Where the Patient Protection and Affordable Care Act, aka Obamacare, is concerned, the problem is compounded because its opponents, believing, ahead of the Supreme Court’s decision, that it was game over, have been pulling out all the stops trying to do what they thought the Court was going to do for them.
The ink on the Court’s opinion was hardly dry before political action committee American Crossroads launched a national TV ad campaign to scare the bejesus out of middle class voters by telling them that the Act would impose a crushing tax burden on them. Senator John Cornyn, R-Texas, said the same thing on PBS. Jim Powell, a Fellow at the libertarian Cato Institute and Forbes contributor, said in an article that “The middle class will be especially hard hit by Obamacare taxes.”
And now the Romney campaign, after being taken to the woodshed by the Wall Street Journal’s editorial board, has decided after all that the penalty for not complying with the individual mandate to buy health insurance is really a tax that’ll weigh heavily on the middle class.
So what’s an ordinary voter to make of this?
According to one account I came across, the Act imposes 20 different taxes taking effect over the eight-year period from 2010 to 2018. Most of them raise relatively small amounts of revenue and will never be heard of by people like you and me. So I’ll concentrate on the big money-makers.
The two biggest revenue producers, according to the Christian Science Monitor, are these: a 0.9% surcharge on the Medicare taxes paid on wages of $200,000 for single people and $250,000 for married joint filers, and a 3.8% tax on unearned income of over $250,000, such as dividends and capital gains.
Those two taxes together, says the Monitor, account for 40% of the revenue the Act will raise over the next ten years. But crushing burden on the middle class? Not even close. The U. S. Census Bureau’s report of total annual household money income for 2010 showed only 3.9% clocking in at $200,000 or over.
Another major tax is the 2.3% excise tax on medical devices, with those retailing for less than $100 being exempt. The Congressional Budget Office says this one’s good for $107 billion over ten years. This tax, of course, will be passed on to consumers of these products. But the cost of the devices will be covered by insurance for those who have it. And it’s reasonable to think that the competition among insurers fostered by the exchanges the Act provides for will moderate increases in the cost of insurance attributable to this tax.
Contrary to alarms raised by some that Obamacare is a radical, dangerous initiative, we actually have a fair amount of experience with insurance exchanges. Medicare subscribers shop for both supplemental insurance policies and prescription drug coverage in exchanges, which have worked well for them. Prescription drug costs in particular have been lower under this arrangement than initially projected.

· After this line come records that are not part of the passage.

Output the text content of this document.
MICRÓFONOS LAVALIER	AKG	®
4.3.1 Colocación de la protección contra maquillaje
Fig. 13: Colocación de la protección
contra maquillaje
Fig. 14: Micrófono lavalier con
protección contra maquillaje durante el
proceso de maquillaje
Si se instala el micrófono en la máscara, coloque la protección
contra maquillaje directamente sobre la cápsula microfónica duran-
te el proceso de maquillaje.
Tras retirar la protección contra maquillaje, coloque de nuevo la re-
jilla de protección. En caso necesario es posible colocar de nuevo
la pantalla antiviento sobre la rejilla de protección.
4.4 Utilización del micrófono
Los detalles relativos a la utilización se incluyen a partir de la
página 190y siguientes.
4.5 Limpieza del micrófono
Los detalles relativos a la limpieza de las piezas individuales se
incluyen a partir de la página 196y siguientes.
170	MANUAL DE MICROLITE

Another bloody shirt waved by Forbes contributor Powell is that the floor for deducting medical expenses, now at 7.5% of adjusted gross income, will increase in 2013, when only medical expenses exceeding 10% of adjusted gross income will be deductible. (Tax payers 65 years of age and older get a three-year waiver from 2013 to 2016.)

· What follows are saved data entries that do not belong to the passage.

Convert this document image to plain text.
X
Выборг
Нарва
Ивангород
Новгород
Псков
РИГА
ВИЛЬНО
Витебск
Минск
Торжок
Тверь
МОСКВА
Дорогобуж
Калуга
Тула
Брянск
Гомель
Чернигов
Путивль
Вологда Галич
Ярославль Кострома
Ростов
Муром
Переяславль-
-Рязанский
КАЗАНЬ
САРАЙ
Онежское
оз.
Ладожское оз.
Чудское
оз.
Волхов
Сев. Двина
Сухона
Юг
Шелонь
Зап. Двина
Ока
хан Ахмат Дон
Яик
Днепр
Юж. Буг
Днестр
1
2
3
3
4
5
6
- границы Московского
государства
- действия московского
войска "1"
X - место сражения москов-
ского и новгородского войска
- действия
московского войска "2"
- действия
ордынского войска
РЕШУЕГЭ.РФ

Is this another middle class hit?
Doesn’t look like it. You’re only entitled to a deduction for medical expenses if you itemize. But the Tax Policy Center estimates that about 70% of tax payers don’t. It’s primarily filers in the higher brackets who itemize. For example, nearly 71% of filers in the 33% bracket itemize and that figure goes up to almost 90% for filers in the 35% bracket.

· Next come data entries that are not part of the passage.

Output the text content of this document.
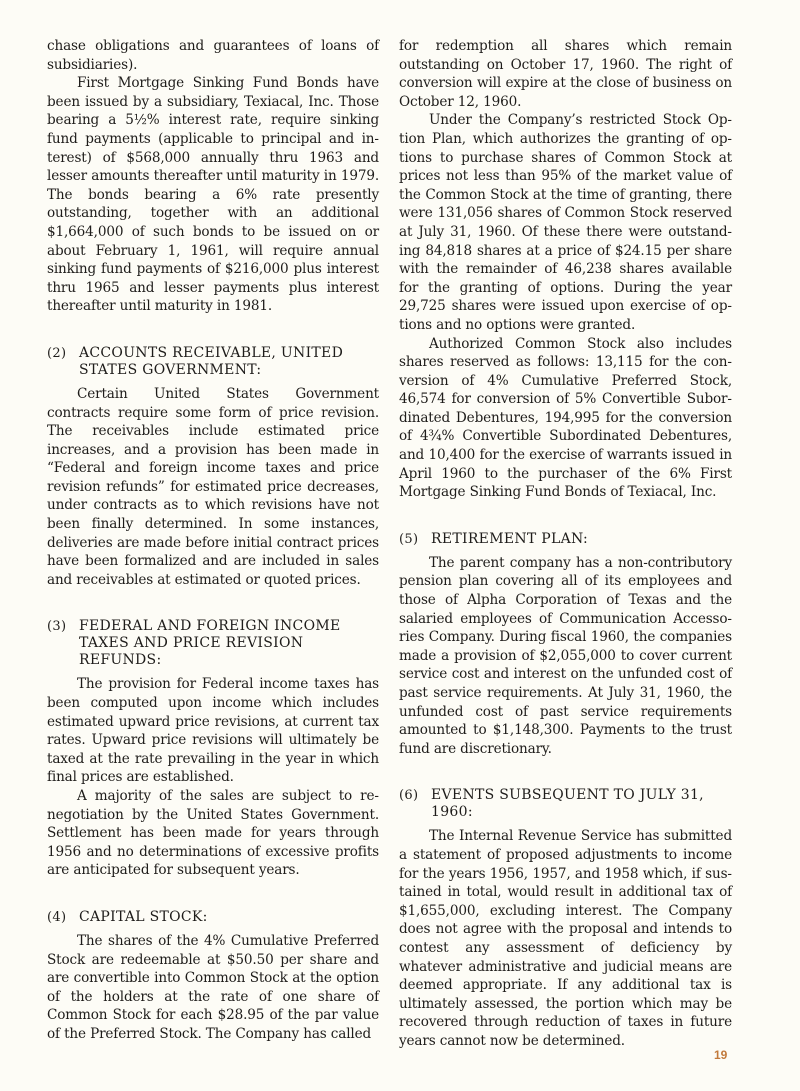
chase obligations and guarantees of loans of subsidiaries).

First Mortgage Sinking Fund Bonds have been issued by a subsidiary, Texiacal, Inc. Those bearing a 5½% interest rate, require sinking fund payments (applicable to principal and interest) of $568,000 annually thru 1963 and lesser amounts thereafter until maturity in 1979. The bonds bearing a 6% rate presently outstanding, together with an additional $1,664,000 of such bonds to be issued on or about February 1, 1961, will require annual sinking fund payments of $216,000 plus interest thru 1965 and lesser payments plus interest thereafter until maturity in 1981.

(2) ACCOUNTS RECEIVABLE, UNITED STATES GOVERNMENT:

Certain United States Government contracts require some form of price revision. The receivables include estimated price increases, and a provision has been made in “Federal and foreign income taxes and price revision refunds” for estimated price decreases, under contracts as to which revisions have not been finally determined. In some instances, deliveries are made before initial contract prices have been formalized and are included in sales and receivables at estimated or quoted prices.

(3) FEDERAL AND FOREIGN INCOME TAXES AND PRICE REVISION REFUNDS:

The provision for Federal income taxes has been computed upon income which includes estimated upward price revisions, at current tax rates. Upward price revisions will ultimately be taxed at the rate prevailing in the year in which final prices are established.

A majority of the sales are subject to renegotiation by the United States Government. Settlement has been made for years through 1956 and no determinations of excessive profits are anticipated for subsequent years.

(4) CAPITAL STOCK:

The shares of the 4% Cumulative Preferred Stock are redeemable at $50.50 per share and are convertible into Common Stock at the option of the holders at the rate of one share of Common Stock for each $28.95 of the par value of the Preferred Stock. The Company has called

for redemption all shares which remain outstanding on October 17, 1960. The right of conversion will expire at the close of business on October 12, 1960.

Under the Company’s restricted Stock Option Plan, which authorizes the granting of options to purchase shares of Common Stock at prices not less than 95% of the market value of the Common Stock at the time of granting, there were 131,056 shares of Common Stock reserved at July 31, 1960. Of these there were outstanding 84,818 shares at a price of $24.15 per share with the remainder of 46,238 shares available for the granting of options. During the year 29,725 shares were issued upon exercise of options and no options were granted.

Authorized Common Stock also includes shares reserved as follows: 13,115 for the conversion of 4% Cumulative Preferred Stock, 46,574 for conversion of 5% Convertible Subordinated Debentures, 194,995 for the conversion of 4¾% Convertible Subordinated Debentures, and 10,400 for the exercise of warrants issued in April 1960 to the purchaser of the 6% First Mortgage Sinking Fund Bonds of Texiacal, Inc.

(5) RETIREMENT PLAN:

The parent company has a non-contributory pension plan covering all of its employees and those of Alpha Corporation of Texas and the salaried employees of Communication Accessories Company. During fiscal 1960, the companies made a provision of $2,055,000 to cover current service cost and interest on the unfunded cost of past service requirements. At July 31, 1960, the unfunded cost of past service requirements amounted to $1,148,300. Payments to the trust fund are discretionary.

(6) EVENTS SUBSEQUENT TO JULY 31, 1960:

The Internal Revenue Service has submitted a statement of proposed adjustments to income for the years 1956, 1957, and 1958 which, if sustained in total, would result in additional tax of $1,655,000, excluding interest. The Company does not agree with the proposal and intends to contest any assessment of deficiency by whatever administrative and judicial means are deemed appropriate. If any additional tax is ultimately assessed, the portion which may be recovered through reduction of taxes in future years cannot now be determined.

19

But surely the hated penalty, now a tax, for not complying with the hated individual mandate is going to sock it to the middle class, right?
Actually, not so much. The Congressional Budget Office projects that by 2016, two years after the mandate kicks in, only 3.9 million people will be paying the tax. Of those, 2.1 million will be earning more than $72,000 a year. And they can avoid the tax just by buying insurance, which some of them will be able to do with government subsidies. So this looks like another false alarm.
Well, what about the 40% tax on high value employer-provided health insurance that takes effect in 2018? That one may hit harder at some middle class taxpayers than the other big ticket items I’ve talked about. Unions, a key Democratic Party constituency, fiercely resisted this tax because many of them over the years had traded higher wages for generous health insurance packages. But all they got for their troubles was a postponement of the tax until 2018. Maybe the fact that unions are now only around 12% of the labor force had something to do with that.
These six taxes account for about three-quarters of the new revenue the Affordable Care Act is projected to raise over the first ten years. Except for Internet access and a lot of spare time, nothing qualifies me to hold forth on this issue, but, for what’s it worth, Google and I didn’t find a huge hit to the middle class in these levies.
If anybody’s still reading and wants to wade through the rest of the 20 taxes the Act imposes, have at it. Maybe you could start with the “black liquor” tax.